With internet service growing faster and more profitable, subscribers are becoming expendable, meaning pay-TV companies no longer need to entice customers who are threatening to quit with discounts and special offers. Bloomberg reports:
Over the past few years, pay-TV stocks have suffered wicked swings as investors reacted to growing subscriber losses. But they’ve recovered as the companies shift their focus to lucrative broadband services.

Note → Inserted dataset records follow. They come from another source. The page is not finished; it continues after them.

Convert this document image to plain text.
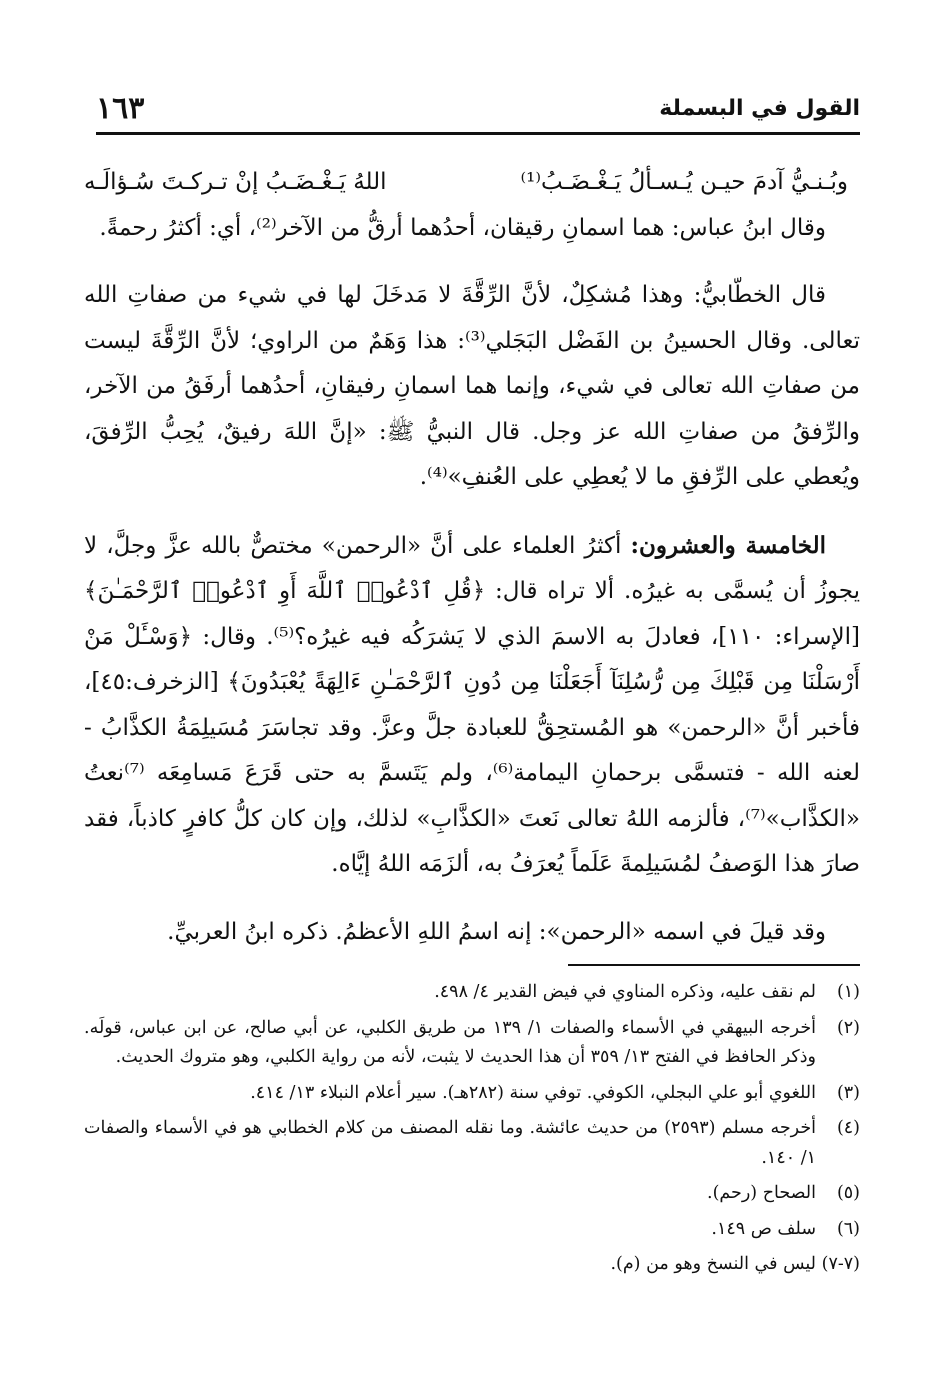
القول في البسملة
١٦٣
وبُـنـيُّ آدمَ حيـن يُـسـألُ يَـغْـضَـبُ⁽¹⁾
اللهُ يَـغْـضَـبُ إنْ تـركـتَ سُـؤالَـه

وقال ابنُ عباس: هما اسمانِ رقيقان، أحدُهما أرقُّ من الآخر⁽²⁾، أي: أكثرُ رحمةً.

قال الخطّابيُّ: وهذا مُشكِلٌ، لأنَّ الرِّقَّةَ لا مَدخَلَ لها في شيء من صفاتِ الله تعالى. وقال الحسينُ بن الفَضْل البَجَلي⁽³⁾: هذا وَهَمٌ من الراوي؛ لأنَّ الرِّقَّةَ ليست من صفاتِ الله تعالى في شيء، وإنما هما اسمانِ رفيقانِ، أحدُهما أرفَقُ من الآخر، والرِّفقُ من صفاتِ الله عز وجل. قال النبيُّ ﷺ: «إنَّ اللهَ رفيقٌ، يُحِبُّ الرِّفقَ، ويُعطي على الرِّفقِ ما لا يُعطِي على العُنفِ»⁽⁴⁾.

الخامسة والعشرون: أكثرُ العلماء على أنَّ «الرحمن» مختصٌّ بالله عزَّ وجلَّ، لا يجوزُ أن يُسمَّى به غيرُه. ألا تراه قال: ﴿قُلِ ٱدْعُوا۟ ٱللَّهَ أَوِ ٱدْعُوا۟ ٱلرَّحْمَـٰنَ﴾[الإسراء: ١١٠]، فعادلَ به الاسمَ الذي لا يَشرَكُه فيه غيرُه؟⁽⁵⁾. وقال: ﴿وَسْـَٔلْ مَنْ أَرْسَلْنَا مِن قَبْلِكَ مِن رُّسُلِنَآ أَجَعَلْنَا مِن دُونِ ٱلرَّحْمَـٰنِ ءَالِهَةً يُعْبَدُونَ﴾ [الزخرف:٤٥]، فأخبر أنَّ «الرحمن» هو المُستحِقُّ للعبادة جلَّ وعزَّ. وقد تجاسَرَ مُسَيلِمَةُ الكذَّابُ - لعنه الله - فتسمَّى برحمانِ اليمامة⁽⁶⁾، ولم يَتَسمَّ به حتى قَرَعَ مَسامِعَه ⁽⁷⁾نعتُ «الكذَّاب»⁽⁷⁾، فألزمه اللهُ تعالى نَعتَ «الكذَّابِ» لذلك، وإن كان كلُّ كافرٍ كاذباً، فقد صارَ هذا الوَصفُ لمُسَيلِمةَ عَلَماً يُعرَفُ به، ألزَمَه اللهُ إيَّاه.

وقد قيلَ في اسمه «الرحمن»: إنه اسمُ اللهِ الأعظمُ. ذكره ابنُ العربيِّ.

(١)
لم نقف عليه، وذكره المناوي في فيض القدير ٤/ ٤٩٨.
(٢)
أخرجه البيهقي في الأسماء والصفات ١/ ١٣٩ من طريق الكلبي، عن أبي صالح، عن ابن عباس، قولَه. وذكر الحافظ في الفتح ١٣/ ٣٥٩ أن هذا الحديث لا يثبت، لأنه من رواية الكلبي، وهو متروك الحديث.
(٣)
اللغوي أبو علي البجلي، الكوفي. توفي سنة (٢٨٢هـ). سير أعلام النبلاء ١٣/ ٤١٤.
(٤)
أخرجه مسلم (٢٥٩٣) من حديث عائشة. وما نقله المصنف من كلام الخطابي هو في الأسماء والصفات ١/ ١٤٠.
(٥)
الصحاح (رحم).
(٦)
سلف ص ١٤٩.
(٧-٧)
ليس في النسخ وهو من (م).
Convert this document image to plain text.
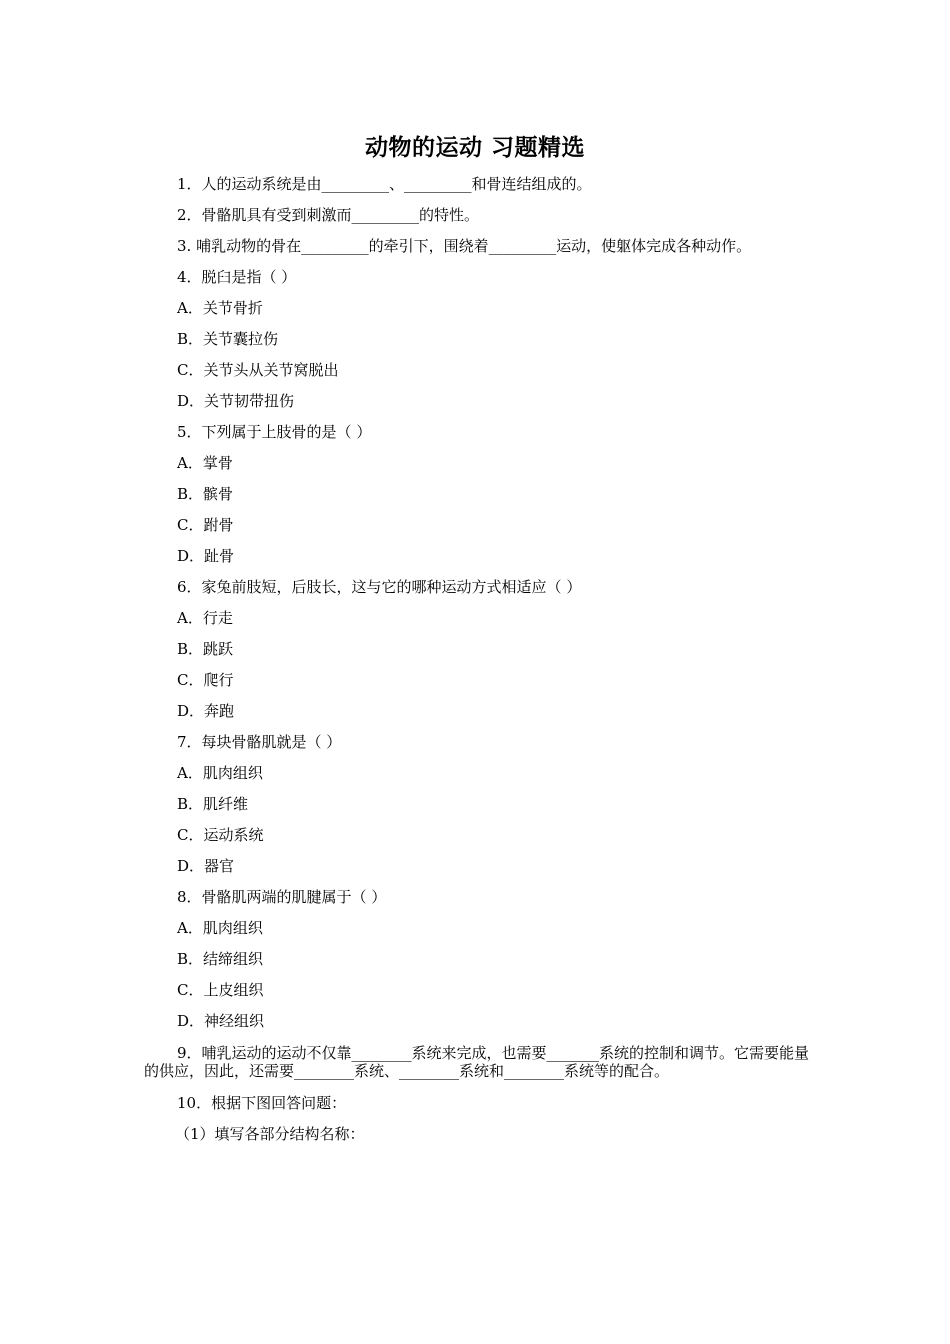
动物的运动 习题精选
1．人的运动系统是由_________、_________和骨连结组成的。
2．骨骼肌具有受到刺激而_________的特性。
3. 哺乳动物的骨在_________的牵引下，围绕着_________运动，使躯体完成各种动作。
4．脱臼是指（ ）
A．关节骨折
B．关节囊拉伤
C．关节头从关节窝脱出
D．关节韧带扭伤
5．下列属于上肢骨的是（ ）
A．掌骨
B．髌骨
C．跗骨
D．趾骨
6．家兔前肢短，后肢长，这与它的哪种运动方式相适应（ ）
A．行走
B．跳跃
C．爬行
D．奔跑
7．每块骨骼肌就是（ ）
A．肌肉组织
B．肌纤维
C．运动系统
D．器官
8．骨骼肌两端的肌腱属于（ ）
A．肌肉组织
B．结缔组织
C．上皮组织
D．神经组织
9．哺乳运动的运动不仅靠________系统来完成，也需要_______系统的控制和调节。它需要能量的供应，因此，还需要________系统、________系统和________系统等的配合。
10．根据下图回答问题：
（1）填写各部分结构名称：
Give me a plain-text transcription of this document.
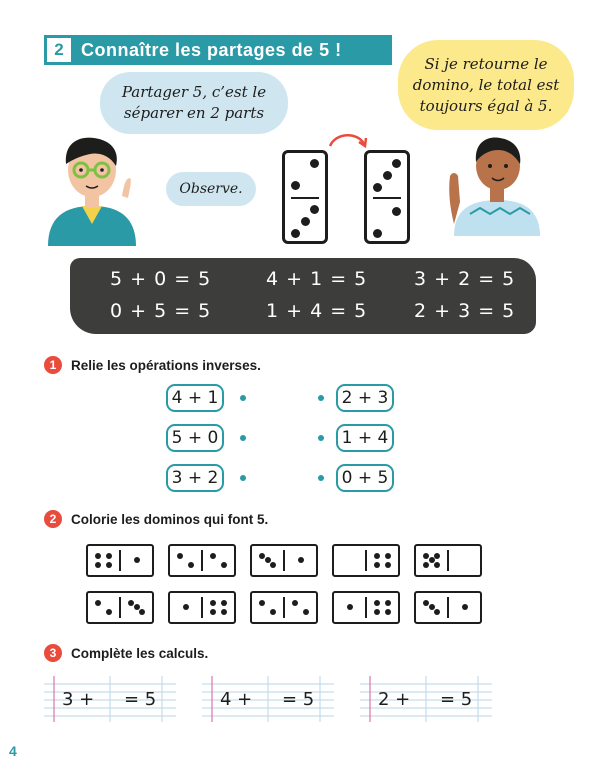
2 Connaître les partages de 5 !
Partager 5, c’est le
séparer en 2 parts
Observe.
Si je retourne le
domino, le total est
toujours égal à 5.
5 + 0 = 5	4 + 1 = 5 3 + 2 = 5
0 + 5 = 5	1 + 4 = 5 2 + 3 = 5
1	Relie les opérations inverses.
4 + 1
5 + 0
3 + 2
2 + 3
1 + 4
0 + 5
2	Colorie les dominos qui font 5.
3	Complète les calculs.
3 + = 5	4 + = 5	2 + = 5
4
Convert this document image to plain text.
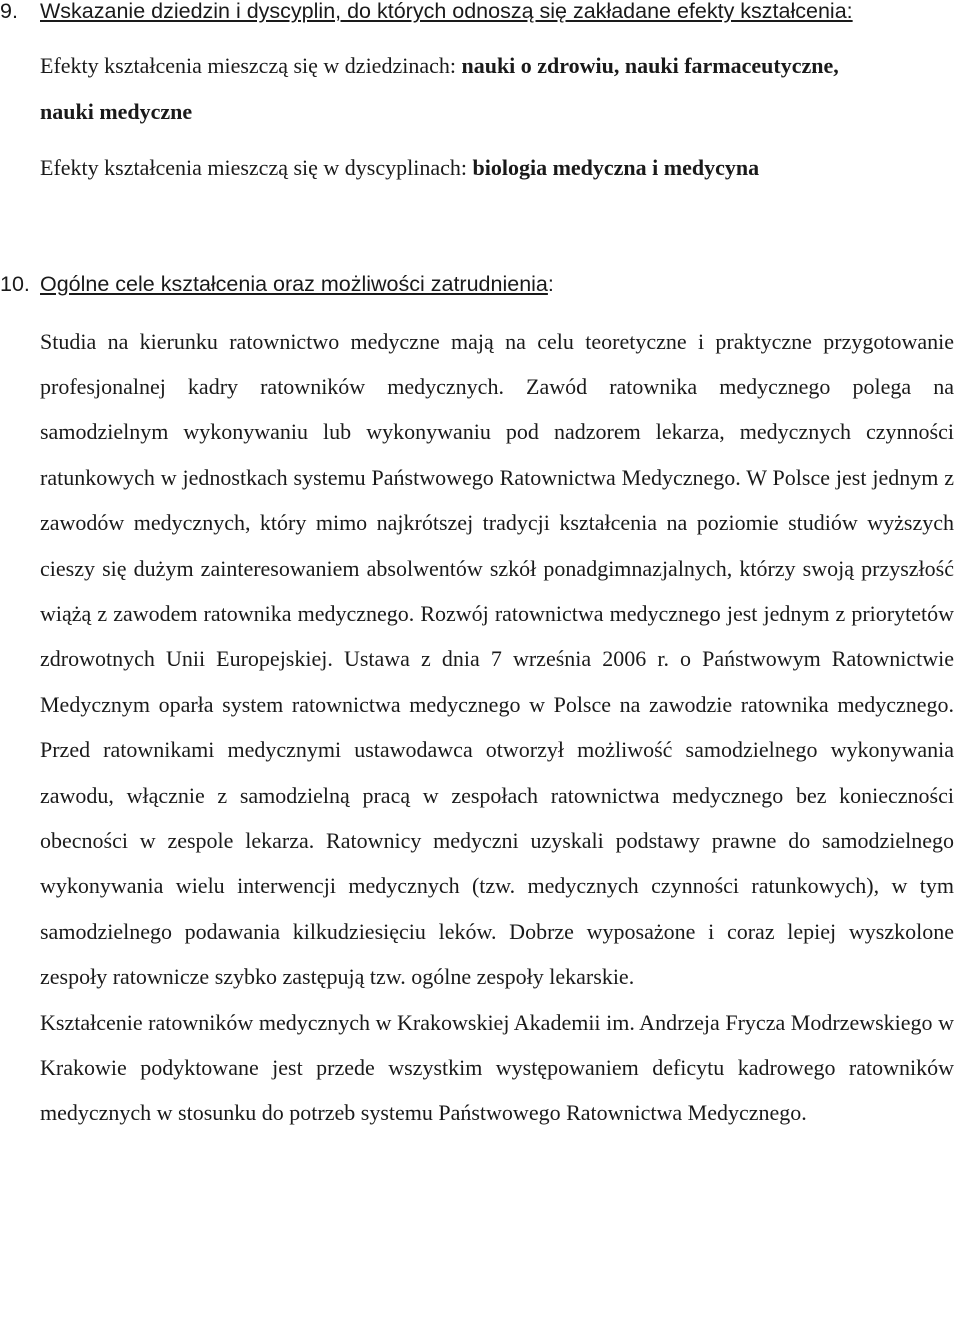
9. Wskazanie dziedzin i dyscyplin, do których odnoszą się zakładane efekty kształcenia:

Efekty kształcenia mieszczą się w dziedzinach: nauki o zdrowiu, nauki farmaceutyczne, nauki medyczne

Efekty kształcenia mieszczą się w dyscyplinach: biologia medyczna i medycyna

10. Ogólne cele kształcenia oraz możliwości zatrudnienia:

Studia na kierunku ratownictwo medyczne mają na celu teoretyczne i praktyczne przygotowanie profesjonalnej kadry ratowników medycznych. Zawód ratownika medycznego polega na samodzielnym wykonywaniu lub wykonywaniu pod nadzorem lekarza, medycznych czynności ratunkowych w jednostkach systemu Państwowego Ratownictwa Medycznego. W Polsce jest jednym z zawodów medycznych, który mimo najkrótszej tradycji kształcenia na poziomie studiów wyższych cieszy się dużym zainteresowaniem absolwentów szkół ponadgimnazjalnych, którzy swoją przyszłość wiążą z zawodem ratownika medycznego. Rozwój ratownictwa medycznego jest jednym z priorytetów zdrowotnych Unii Europejskiej. Ustawa z dnia 7 września 2006 r. o Państwowym Ratownictwie Medycznym oparła system ratownictwa medycznego w Polsce na zawodzie ratownika medycznego. Przed ratownikami medycznymi ustawodawca otworzył możliwość samodzielnego wykonywania zawodu, włącznie z samodzielną pracą w zespołach ratownictwa medycznego bez konieczności obecności w zespole lekarza. Ratownicy medyczni uzyskali podstawy prawne do samodzielnego wykonywania wielu interwencji medycznych (tzw. medycznych czynności ratunkowych), w tym samodzielnego podawania kilkudziesięciu leków. Dobrze wyposażone i coraz lepiej wyszkolone zespoły ratownicze szybko zastępują tzw. ogólne zespoły lekarskie.

Kształcenie ratowników medycznych w Krakowskiej Akademii im. Andrzeja Frycza Modrzewskiego w Krakowie podyktowane jest przede wszystkim występowaniem deficytu kadrowego ratowników medycznych w stosunku do potrzeb systemu Państwowego Ratownictwa Medycznego.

Comcast, the largest U.S. cable provider, is up 22% this year and Charter is up 36% to a 21-month high, outpacing the 12% gain for the S&P 500. That’s despite accelerating pay-TV subscriber losses at both companies last quarter.
“It used to be when customers would call and said, “I’m thinking of cutting the cord,’ they’d throw all sort of promotions to keep them from leaving,” said Craig Moffett, an industry analyst at MoffettNathanson LLC. “Now they’re saying, ‘Goodbye, it’s been fun, enjoy the broadband subscription.'” Cable One Inc., a smaller cable company with about 305,000 residential video customers, even helps cord cutters choose between online alternatives like YouTube TV or Hulu’s live TV service, according to Moffett. [C]able executives are now focused on what they call “profitable” or “high-quality” video subscribers and less interested in cutting deals…As customers drop pay TV, cable companies will actually see their profit margins widen, Moffett said. That’s because much of their pay-TV revenue goes right to channel owners, like Walt Disney Co. and its ESPN network, in the form of subscriber fees. Fueled by expensive sports rights, those fees are even rising faster than cable TV bills, hurting profits for companies like DirecTV and Comcast. Selling high-speed internet is far more profitable.